Green community growing community greens

Anna Maria Island is a popular family-friendly beach destination right now in Southwest Florida. On Anna Maria's Pine Avenue, some local residents are connecting agriculture and community with the addition of Edible Community Gardens. Leaders at the Pine Avenue Merchants Association heard about edible landscaping efforts popping up around the country and wanted to try something similar on Pine Avenue, said landscape designer Michael Miller. Pine Avenue is a perfect place to try edible gardens, as the street is billed as "The Greenest Little Main Street in America" because of environmentally-focused efforts and its increasing popularity as a shopping and food destination - including a custom-order donut shop, a taco place with vegan options, unique stores like the Flip Flop and Candy Shop, a beach area, the Anna Maria Pier and plenty more. Miller, along with Pine Avenue Restoration developers Ed Chiles and Michael Coleman, collaborated with the North Ft. Myers-based farm Educational Concerns for Hunger Organization (ECHO) to identify organic vegetables that could thrive in Florida's heat. Coleman is the Pine Avenue Restoration project manager, and Chiles is owner of The Beach House, Sandbar and Mar Vista restaurants in or near Anna Maria.

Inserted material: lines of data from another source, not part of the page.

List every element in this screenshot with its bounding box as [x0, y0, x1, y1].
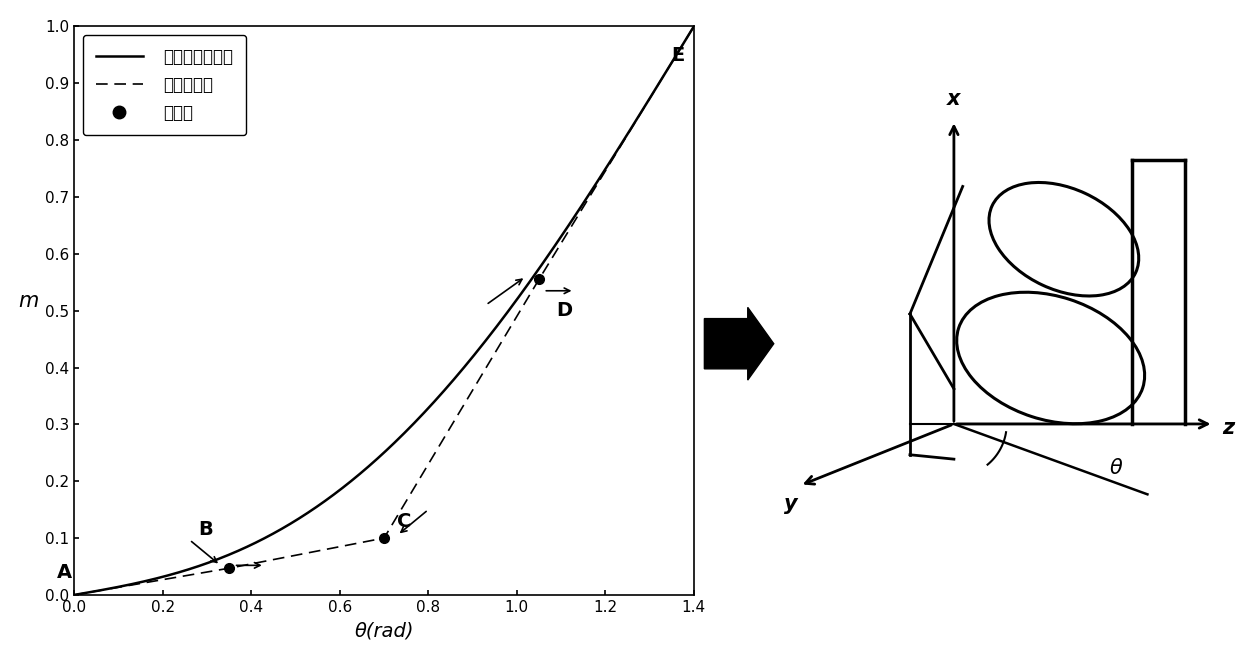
Text: D: D — [556, 301, 572, 321]
FancyArrow shape — [704, 307, 773, 380]
X-axis label: θ(rad): θ(rad) — [354, 622, 414, 641]
Text: A: A — [57, 563, 72, 582]
Y-axis label: m: m — [19, 291, 38, 311]
Legend: 圆周角度展开线, 控制多边形, 控制点: 圆周角度展开线, 控制多边形, 控制点 — [83, 35, 247, 136]
Text: E: E — [672, 46, 685, 65]
Text: y: y — [784, 494, 798, 514]
Text: B: B — [198, 520, 213, 539]
Text: x: x — [947, 89, 960, 110]
Text: C: C — [398, 512, 411, 531]
Text: $\theta$: $\theta$ — [1109, 458, 1124, 478]
Text: z: z — [1222, 418, 1234, 438]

In May, eight raised beds were planted on Pine Avenue that include Okinawa spinach, edible hibiscus, katuk, moringa, Malabar spinach, roselle, Chinese spinach, and Seminole pumpkin. Although you may not have heard of some of these plants before (I sure hadn't), Miller said they're among the most nutritious offerings around. For example, moringa has more iron than spinach, more protein than eggs, and more potassium than bananas, according to the website that profiles the garden efforts. On that same website, it explains how to use the vegetables, often detailing their use in salads or smoothies. Each boxed garden is sponsored by a business on Pine Avenue, and each box has a scannable QR code and an information card. The QR code directs users to the project website. One goal is for the businesses sponsoring the gardens to incorporate the veggies into their recipes. A second goal is for local residents to use the items from the gardens for their own food creations. "People are still timid about it because the vegetables are not as well known," said Miller. However, with more publicity, he hopes that will change. "People can taste them while they're standing there," he said. The folks behind the garden efforts are looking to improve and expand. For example, the Seminole pumpkins did not harvest to their full potential, so a beehive at an "undisclosed location" is now close by to the garden to help with pollination, said Miller. The day I spoke with Miller on the phone, I caught him as he was visiting ECHO once again to buy more veggies for five new boxed gardens to be located on or near Pine Avenue. If you're not familiar with ECHO, there's another great story there. ECHO helps development workers and organizations learn how to improve food production for farmers and gardeners around the globe. ECHO offers regular tours, and I hope to catch one soon. The website for the Pine Avenue garden project includes instructions for residents on how to create a similar garden of their own. The gardens have attracted some local press coverage and visitors. Merchants frequently field questions from visitors about the gardens. A group of nine Taiwanese exchange students at the University of South Florida got a tour of the gardens back in August and plan to return for another garden visit in November, said Miller.